I agree that conservative propaganda exists, but think that like liberal propaganda, it responds and attempts to shape attitudes people already have; it doesn’t create these attitudes out of nowhere. RS actually acknowledges this at one point, contradicting the main theme of the article: “Ailes knows exactly who is watching Fox News each day, and he is adept at playing to their darkest fears in the age of Obama,” the Stone intones before informing us that 84 percent of Hannity’s viewers believe that government does too much (who could have guessed?) “’He’s got a niche audience and he’s programmed to it beautifully,’ says a former News Corp. colleague. ‘He feeds them exactly what they want to hear.’”
So when RS wants to use a poll as evidence of FNC giving people what they already want to hear, they do this. But when they want to use a different poll as evidence that FNC causes people to believe things, they do this: “The result of this concerted campaign of disinformation is a viewership that knows almost nothing about what’s going on in the world.
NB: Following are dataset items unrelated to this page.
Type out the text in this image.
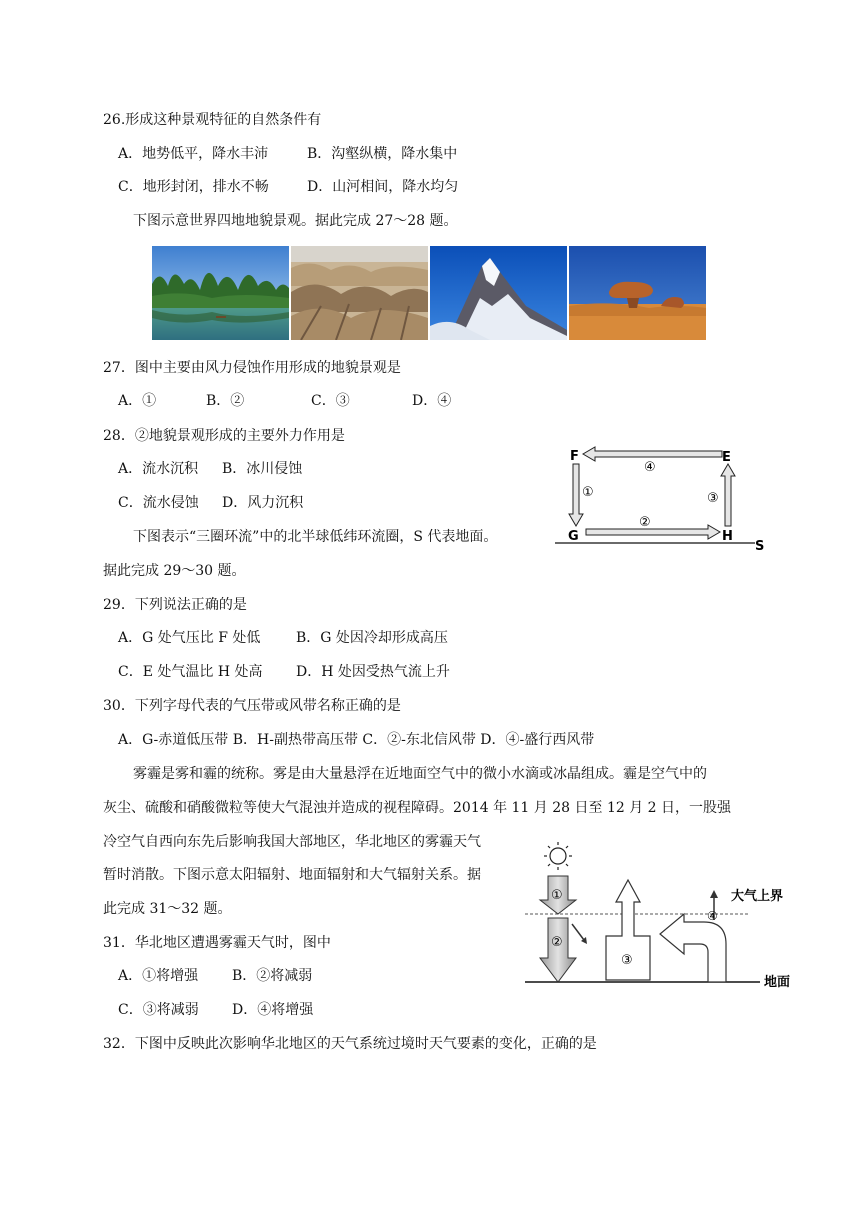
26.形成这种景观特征的自然条件有
A．地势低平，降水丰沛	B．沟壑纵横，降水集中
C．地形封闭，排水不畅	D．山河相间，降水均匀
下图示意世界四地地貌景观。据此完成 27～28 题。
27．图中主要由风力侵蚀作用形成的地貌景观是
A．①	B．②	C．③	D．④
28．②地貌景观形成的主要外力作用是
A．流水沉积 B．冰川侵蚀
C．流水侵蚀 D．风力沉积
下图表示“三圈环流”中的北半球低纬环流圈，S 代表地面。
据此完成 29～30 题。
F	E
G	H
S
④
①
②
③
29．下列说法正确的是
A．G 处气压比 F 处低	B．G 处因冷却形成高压
C．E 处气温比 H 处高 D．H 处因受热气流上升
30．下列字母代表的气压带或风带名称正确的是
A．G-赤道低压带 B．H-副热带高压带 C．②-东北信风带 D．④-盛行西风带
雾霾是雾和霾的统称。雾是由大量悬浮在近地面空气中的微小水滴或冰晶组成。霾是空气中的
灰尘、硫酸和硝酸微粒等使大气混浊并造成的视程障碍。2014 年 11 月 28 日至 12 月 2 日，一股强
冷空气自西向东先后影响我国大部地区，华北地区的雾霾天气
暂时消散。下图示意太阳辐射、地面辐射和大气辐射关系。据
此完成 31～32 题。
大气上界
地面
①
②
③
④
31．华北地区遭遇雾霾天气时，图中
A．①将增强 B．②将减弱
C．③将减弱 D．④将增强
32．下图中反映此次影响华北地区的天气系统过境时天气要素的变化，正确的是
According to recent polls, Fox News viewers are the most misinformed of all news consumers. are 12 percentage points more likely to believe the stimulus package caused job losses, 17 points more likely to believe Muslims want to establish Shariah law in America, 30 points more likely to say that scientists dispute global warming, and 31 points more likely to doubt President Obama’s citizenship.”
Apart from the way RS interprets similar polls differently throughout the same piece depending on what story they want to tell, there are a number of problems with this. To begin with, correlation is not causation. People who are more likely to be open to birtherism are surely more likely to watch FNC, but that doesn’t mean the network itself promotes birtherism. I haven’t seen it doing so, and you’d think RS would have mentioned it if that were the case.
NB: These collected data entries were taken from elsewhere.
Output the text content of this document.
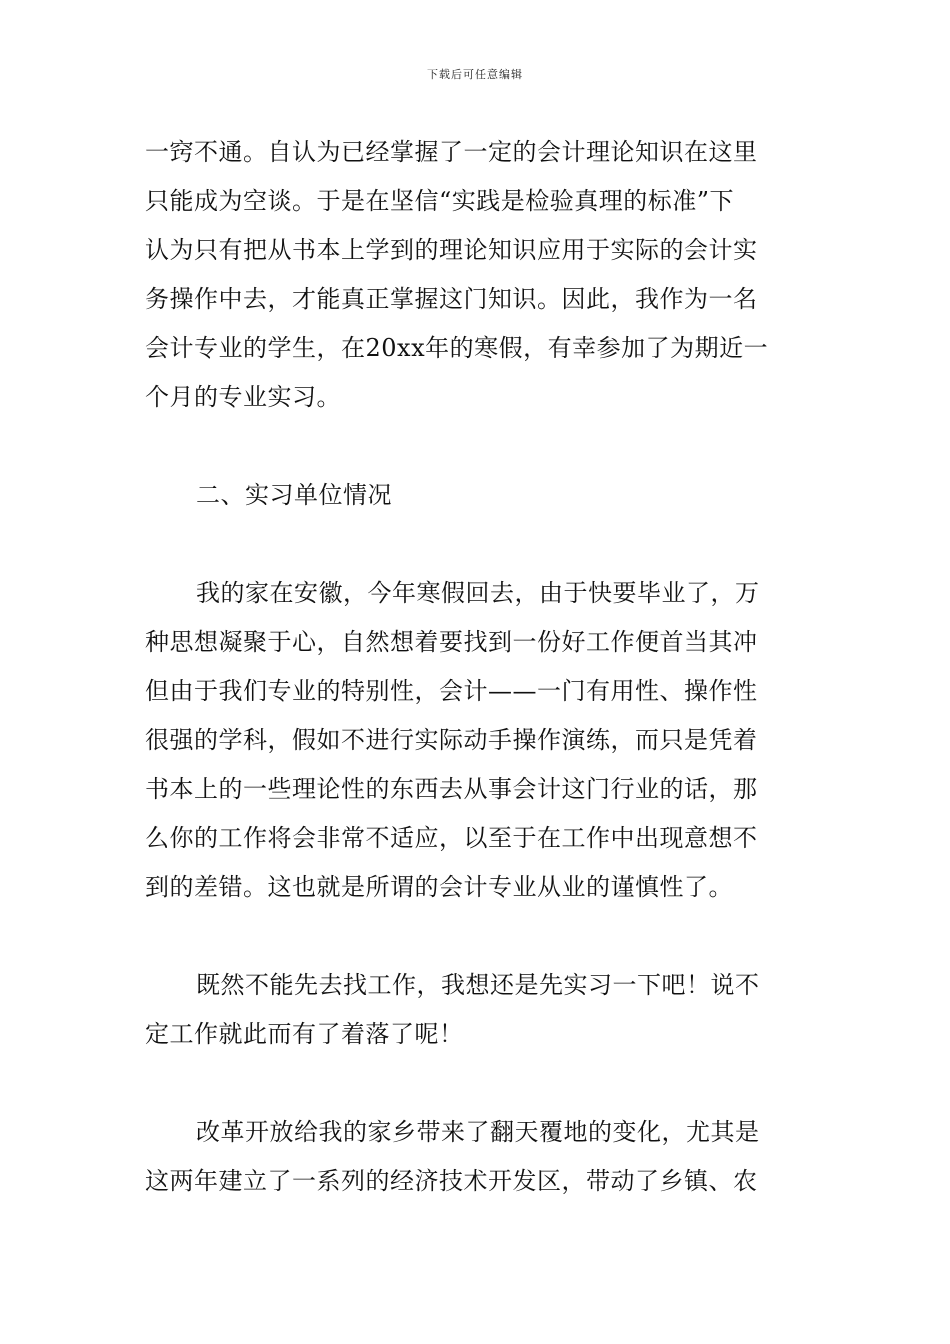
下载后可任意编辑
一窍不通。自认为已经掌握了一定的会计理论知识在这里
只能成为空谈。于是在坚信“实践是检验真理的标准”下
认为只有把从书本上学到的理论知识应用于实际的会计实
务操作中去，才能真正掌握这门知识。因此，我作为一名
会计专业的学生，在20xx年的寒假，有幸参加了为期近一
个月的专业实习。
二、实习单位情况
我的家在安徽，今年寒假回去，由于快要毕业了，万
种思想凝聚于心，自然想着要找到一份好工作便首当其冲
但由于我们专业的特别性，会计——一门有用性、操作性
很强的学科，假如不进行实际动手操作演练，而只是凭着
书本上的一些理论性的东西去从事会计这门行业的话，那
么你的工作将会非常不适应，以至于在工作中出现意想不
到的差错。这也就是所谓的会计专业从业的谨慎性了。
既然不能先去找工作，我想还是先实习一下吧！说不
定工作就此而有了着落了呢！
改革开放给我的家乡带来了翻天覆地的变化，尤其是
这两年建立了一系列的经济技术开发区，带动了乡镇、农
Secondly, the article only cites polls of conservative “misinformation.” If you’re trying to see what audience is most misinformed, wouldn’t you poll liberal and conservative false beliefs?
Finally, who’s to say someone thinking the stimulus caused job losses is misinformed? Agreeing with progressives doesn’t mean you have a well-formed reason for your opinion, and disagreeing with them doesn’t mean you have a poorly-informed opinion.
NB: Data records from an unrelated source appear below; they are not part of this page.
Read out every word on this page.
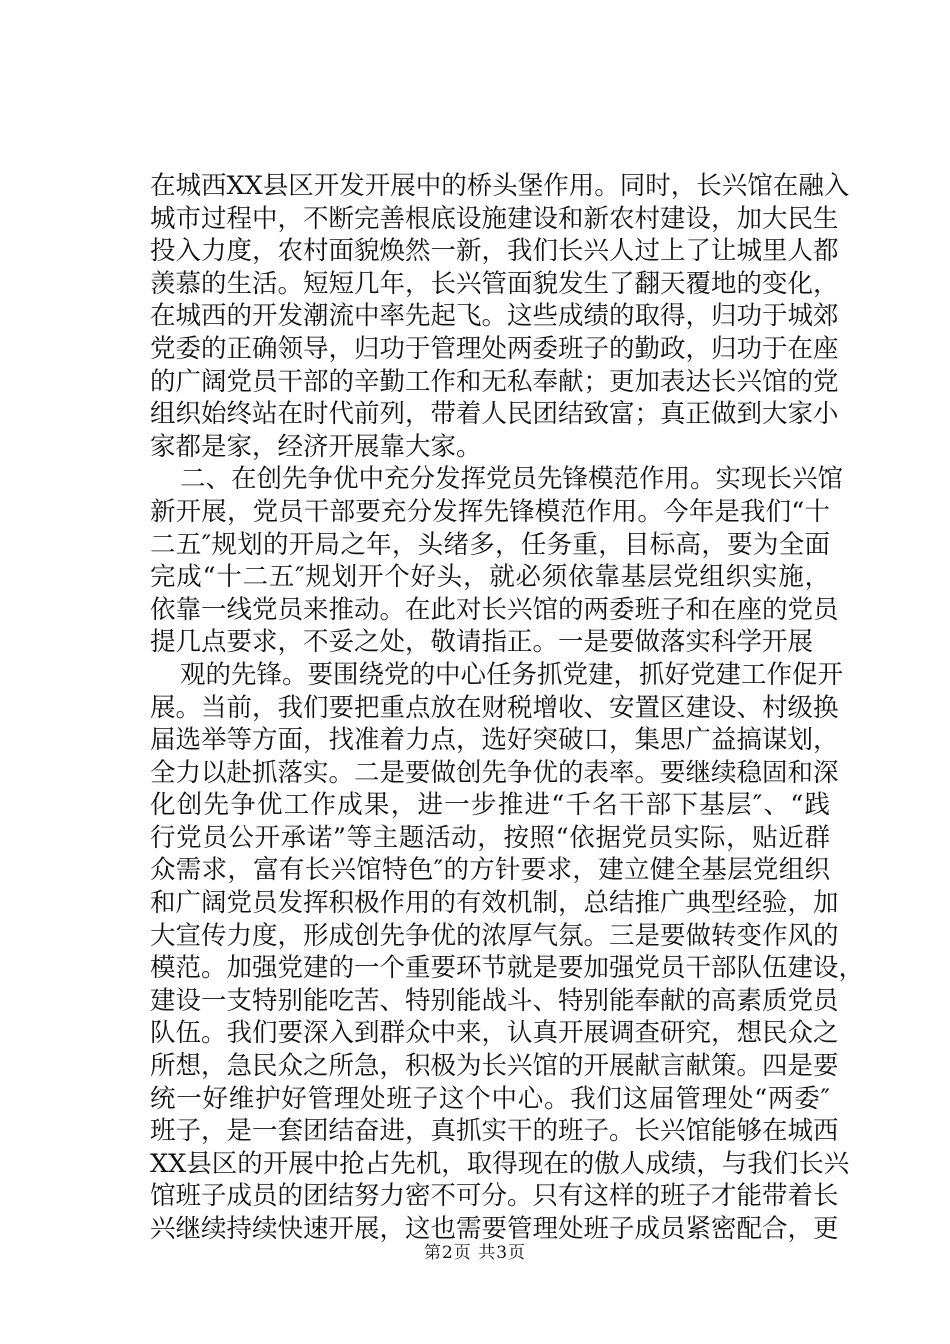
在城西XX县区开发开展中的桥头堡作用。同时，长兴馆在融入
城市过程中，不断完善根底设施建设和新农村建设，加大民生
投入力度，农村面貌焕然一新，我们长兴人过上了让城里人都
羡慕的生活。短短几年，长兴管面貌发生了翻天覆地的变化，
在城西的开发潮流中率先起飞。这些成绩的取得，归功于城郊
党委的正确领导，归功于管理处两委班子的勤政，归功于在座
的广阔党员干部的辛勤工作和无私奉献；更加表达长兴馆的党
组织始终站在时代前列，带着人民团结致富；真正做到大家小
家都是家，经济开展靠大家。
二、在创先争优中充分发挥党员先锋模范作用。实现长兴馆
新开展，党员干部要充分发挥先锋模范作用。今年是我们“十
二五″规划的开局之年，头绪多，任务重，目标高，要为全面
完成“十二五″规划开个好头，就必须依靠基层党组织实施，
依靠一线党员来推动。在此对长兴馆的两委班子和在座的党员
提几点要求，不妥之处，敬请指正。一是要做落实科学开展
观的先锋。要围绕党的中心任务抓党建，抓好党建工作促开
展。当前，我们要把重点放在财税增收、安置区建设、村级换
届选举等方面，找准着力点，选好突破口，集思广益搞谋划，
全力以赴抓落实。二是要做创先争优的表率。要继续稳固和深
化创先争优工作成果，进一步推进“千名干部下基层″、“践
行党员公开承诺”等主题活动，按照“依据党员实际，贴近群
众需求，富有长兴馆特色″的方针要求，建立健全基层党组织
和广阔党员发挥积极作用的有效机制，总结推广典型经验，加
大宣传力度，形成创先争优的浓厚气氛。三是要做转变作风的
模范。加强党建的一个重要环节就是要加强党员干部队伍建设，
建设一支特别能吃苦、特别能战斗、特别能奉献的高素质党员
队伍。我们要深入到群众中来，认真开展调查研究，想民众之
所想，急民众之所急，积极为长兴馆的开展献言献策。四是要
统一好维护好管理处班子这个中心。我们这届管理处“两委″
班子，是一套团结奋进，真抓实干的班子。长兴馆能够在城西
XX县区的开展中抢占先机，取得现在的傲人成绩，与我们长兴
馆班子成员的团结努力密不可分。只有这样的班子才能带着长
兴继续持续快速开展，这也需要管理处班子成员紧密配合，更
第2页 共3页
Another indication of RS’s view of objectivity comes in their treatment of the Willie Horton ad- Roger Ailes’ “dirtiest move.” For RS, the ad is an example of Ailes using television “to skew public perception.” Again, Rolling Stone has an idea of what public perception ought to be. But Willie Horton, objectively speaking, did what he did. Nobody disputes this. Rather, Rolling Stone doesn’t think we should have a certain opinion about this.
For RS, it was “a precursor to the modern Tea Party” when Ailes “conspired with the tobacco companies to unleash angry phone calls on Congress- cold-calling smokers and patching them through to the switchboards on Capitol Hill”; RS presents widely accepted engagement in the political process, such as protesting and calling one’s Congressman, as a sinister conspiracy when people do it for purposes they do not approve of. And, again, it assumes that grass roots activism, at least conservative grass roots activism, is inauthentic and cannot stem from people’s “real” beliefs and interests.
Rupert Murdoch, we learn from RS, attempted in his pre-Fox News days to create “a 60 Minutes-style program that, under the guise of straight news, would feature a weekly attack-and-destroy piece targeting a liberal politician or social program.” But 60 Minutes itself is known for going on the attack against its subjects, and few people seem to think this is sinister. When they do it, it’s “hard-hitting journalism.”